四大魔主彻底绝望。

    始魔从众生恶意之中诞生,无相无形,某种程度来说,是他们的力量之源,他消亡了,它们的力量同样也被削弱了!

    四大魔主咬牙辱骂,“天帝那个疯子!!!”

    谁能想到呢,她看起来漠视众生,竟然做出同归于尽拯救众生的事情!

    “红儿……”

    阿修罗帝嘶哑失声,“这就是你的……你的多情道吗?”

    多情合欢一道,即是,行多情之岸,合天地之欢。当天魔入侵,万物生灵涂炭,天地亦难得欢愉,所以你才要……以多情之身殉天地之道?妄机宜以为自己足够了解她的贪婪与野心,但最后仍是猜不透她的心思。

    阿修罗帝缓缓闭眼,泪痣鲜红欲滴。

    他指尖钻出了一段金色丝线,它蠢蠢欲动。

    阿修罗帝没有阻止这一根帝者情丝,他轻声地道,“去罢,去替我,看一看她,摸一摸她。好好告诉她,我神国无爱,此生最爱她。”

    有软肋又如何?

    众生在世,谁能无情?

    金色情丝破开神国屏障,融入了众生万千情丝当中。

    漫天的红缠裹着那一具尸体,江霁的手脚被情丝红线割破、划伤,他始终不动,固执又阴沉抱着绯红的尸身。

    “父亲!”

    女儿们都焦急无比,她们被情丝弹飞,根本进不去!

    “父亲您快出来!”

    他会被众生情丝穿透的!

    绯红这一场天地殉道,生灵无不动容,他们、她们甚至它们,都为她生出了情丝,憧憬、尊崇、爱慕、迷恋。

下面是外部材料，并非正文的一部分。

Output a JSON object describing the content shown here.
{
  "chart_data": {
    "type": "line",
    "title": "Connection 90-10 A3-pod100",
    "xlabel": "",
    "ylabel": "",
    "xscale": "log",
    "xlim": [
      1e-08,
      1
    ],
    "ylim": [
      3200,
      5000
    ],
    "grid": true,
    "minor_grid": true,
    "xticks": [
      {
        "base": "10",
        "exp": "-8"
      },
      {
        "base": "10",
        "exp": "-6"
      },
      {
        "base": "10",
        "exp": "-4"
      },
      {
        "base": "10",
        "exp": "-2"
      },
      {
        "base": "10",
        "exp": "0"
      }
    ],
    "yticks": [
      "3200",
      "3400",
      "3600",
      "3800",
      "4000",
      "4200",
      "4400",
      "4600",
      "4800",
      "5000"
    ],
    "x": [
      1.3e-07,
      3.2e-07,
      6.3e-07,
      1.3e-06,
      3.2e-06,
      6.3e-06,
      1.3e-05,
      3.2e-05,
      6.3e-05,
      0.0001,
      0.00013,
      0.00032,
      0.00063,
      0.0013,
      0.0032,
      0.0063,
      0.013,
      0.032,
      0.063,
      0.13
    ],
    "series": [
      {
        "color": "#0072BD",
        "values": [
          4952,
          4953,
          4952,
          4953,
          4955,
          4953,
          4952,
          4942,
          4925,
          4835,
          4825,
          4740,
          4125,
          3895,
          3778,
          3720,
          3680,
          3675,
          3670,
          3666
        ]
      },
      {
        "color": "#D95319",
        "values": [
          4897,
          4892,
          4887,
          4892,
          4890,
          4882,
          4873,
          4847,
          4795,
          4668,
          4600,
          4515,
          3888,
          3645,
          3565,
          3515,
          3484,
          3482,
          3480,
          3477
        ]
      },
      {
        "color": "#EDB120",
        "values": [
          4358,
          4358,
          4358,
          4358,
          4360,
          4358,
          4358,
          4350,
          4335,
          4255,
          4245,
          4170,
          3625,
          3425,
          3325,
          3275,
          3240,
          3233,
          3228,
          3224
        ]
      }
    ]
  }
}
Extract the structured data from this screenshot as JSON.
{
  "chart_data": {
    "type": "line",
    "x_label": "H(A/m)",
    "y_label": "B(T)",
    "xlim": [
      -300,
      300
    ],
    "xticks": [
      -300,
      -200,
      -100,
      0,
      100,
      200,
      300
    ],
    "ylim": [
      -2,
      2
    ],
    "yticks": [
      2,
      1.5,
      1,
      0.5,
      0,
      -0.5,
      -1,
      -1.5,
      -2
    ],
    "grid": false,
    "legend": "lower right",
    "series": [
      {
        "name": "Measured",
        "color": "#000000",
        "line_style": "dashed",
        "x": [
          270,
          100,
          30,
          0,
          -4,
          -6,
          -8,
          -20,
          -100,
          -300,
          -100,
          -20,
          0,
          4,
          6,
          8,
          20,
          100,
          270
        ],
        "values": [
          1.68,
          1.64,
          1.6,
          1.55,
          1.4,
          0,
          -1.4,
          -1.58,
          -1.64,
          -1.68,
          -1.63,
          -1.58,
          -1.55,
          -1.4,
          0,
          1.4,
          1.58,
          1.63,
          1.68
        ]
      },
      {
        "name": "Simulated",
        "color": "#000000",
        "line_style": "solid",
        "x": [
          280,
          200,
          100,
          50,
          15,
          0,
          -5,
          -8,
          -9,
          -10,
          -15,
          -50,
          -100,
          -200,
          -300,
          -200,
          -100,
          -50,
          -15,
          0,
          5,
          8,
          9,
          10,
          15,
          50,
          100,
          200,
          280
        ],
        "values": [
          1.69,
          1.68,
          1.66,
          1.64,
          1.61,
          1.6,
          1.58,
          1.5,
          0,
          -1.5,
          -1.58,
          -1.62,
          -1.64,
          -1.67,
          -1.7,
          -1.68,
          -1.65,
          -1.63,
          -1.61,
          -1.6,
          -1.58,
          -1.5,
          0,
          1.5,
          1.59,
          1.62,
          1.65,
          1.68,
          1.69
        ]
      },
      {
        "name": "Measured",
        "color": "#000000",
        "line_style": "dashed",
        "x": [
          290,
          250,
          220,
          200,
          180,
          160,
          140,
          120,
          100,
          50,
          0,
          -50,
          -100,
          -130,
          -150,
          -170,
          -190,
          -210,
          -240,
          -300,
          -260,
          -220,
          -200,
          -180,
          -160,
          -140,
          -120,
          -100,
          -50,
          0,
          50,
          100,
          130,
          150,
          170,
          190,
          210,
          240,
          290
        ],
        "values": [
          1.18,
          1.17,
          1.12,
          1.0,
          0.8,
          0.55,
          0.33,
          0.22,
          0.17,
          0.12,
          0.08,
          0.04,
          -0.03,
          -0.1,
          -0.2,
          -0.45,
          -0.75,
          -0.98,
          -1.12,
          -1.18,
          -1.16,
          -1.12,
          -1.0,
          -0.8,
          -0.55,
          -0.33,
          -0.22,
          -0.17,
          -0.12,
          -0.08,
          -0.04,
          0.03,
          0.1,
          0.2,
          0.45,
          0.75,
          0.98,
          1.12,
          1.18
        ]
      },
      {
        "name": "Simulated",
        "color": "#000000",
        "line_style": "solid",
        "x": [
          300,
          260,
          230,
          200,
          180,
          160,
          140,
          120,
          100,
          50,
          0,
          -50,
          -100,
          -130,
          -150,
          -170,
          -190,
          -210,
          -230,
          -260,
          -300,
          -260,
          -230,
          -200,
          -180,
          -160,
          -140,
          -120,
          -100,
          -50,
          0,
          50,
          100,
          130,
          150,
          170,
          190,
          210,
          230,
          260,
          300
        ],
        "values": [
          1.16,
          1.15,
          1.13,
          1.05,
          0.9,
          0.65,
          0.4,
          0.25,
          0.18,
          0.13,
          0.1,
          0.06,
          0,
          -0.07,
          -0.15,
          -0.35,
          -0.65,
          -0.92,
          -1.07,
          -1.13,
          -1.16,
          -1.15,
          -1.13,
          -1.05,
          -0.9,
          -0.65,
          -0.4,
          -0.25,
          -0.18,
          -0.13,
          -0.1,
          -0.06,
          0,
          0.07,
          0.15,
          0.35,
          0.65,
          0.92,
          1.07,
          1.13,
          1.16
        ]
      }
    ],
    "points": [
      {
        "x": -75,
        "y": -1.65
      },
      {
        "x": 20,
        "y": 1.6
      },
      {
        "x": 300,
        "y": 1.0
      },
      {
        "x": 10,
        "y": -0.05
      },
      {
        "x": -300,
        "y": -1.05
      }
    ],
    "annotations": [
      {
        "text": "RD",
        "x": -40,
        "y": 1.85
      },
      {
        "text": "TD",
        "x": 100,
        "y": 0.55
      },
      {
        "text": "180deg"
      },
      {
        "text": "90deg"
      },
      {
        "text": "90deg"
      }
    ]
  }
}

    实力,地位,威望,他好像什么都得到了,又好像什么都失去了。如果万事万物都有存在的意义,那他又为什么而存在?他以为自己清晰找到了出口,但最后仍旧被封死。一根根情丝穿透江霁的肩膀,血肉淋漓,他的乌发也渐渐染上了一抹霜白。

    直到红衣白发,与她一模一样。

    江霁缓缓低头,在她额头印上一吻。

    他沙哑地说,“我……不轮回了……我跟十一,就在这里陪你,可好?”

    不轮回,不重生,让一切归于寂焉不动情。

    不会再有第二个昆山玉君江霁了。

    也不会再有第二个天帝绯红了。

    他们的故事就到此为止了。

    江霁怔怔想着,眼泪不知何时滑落下来。

    众生听见了一道散漫的笑声。

    “是哪家的少年郎在哭呀?哭得我坟头都湿了。”

    江霁低头一看,一只血迹斑斑的手从红线情茧中爬出来。

    他呼吸滞住。

    紧接着一阵狂喜席卷了他的四肢百骸。

    江霁立即用手扯开红线,哪怕他被一根根情丝割得掌心血肉模糊,森然见骨,“红……红!”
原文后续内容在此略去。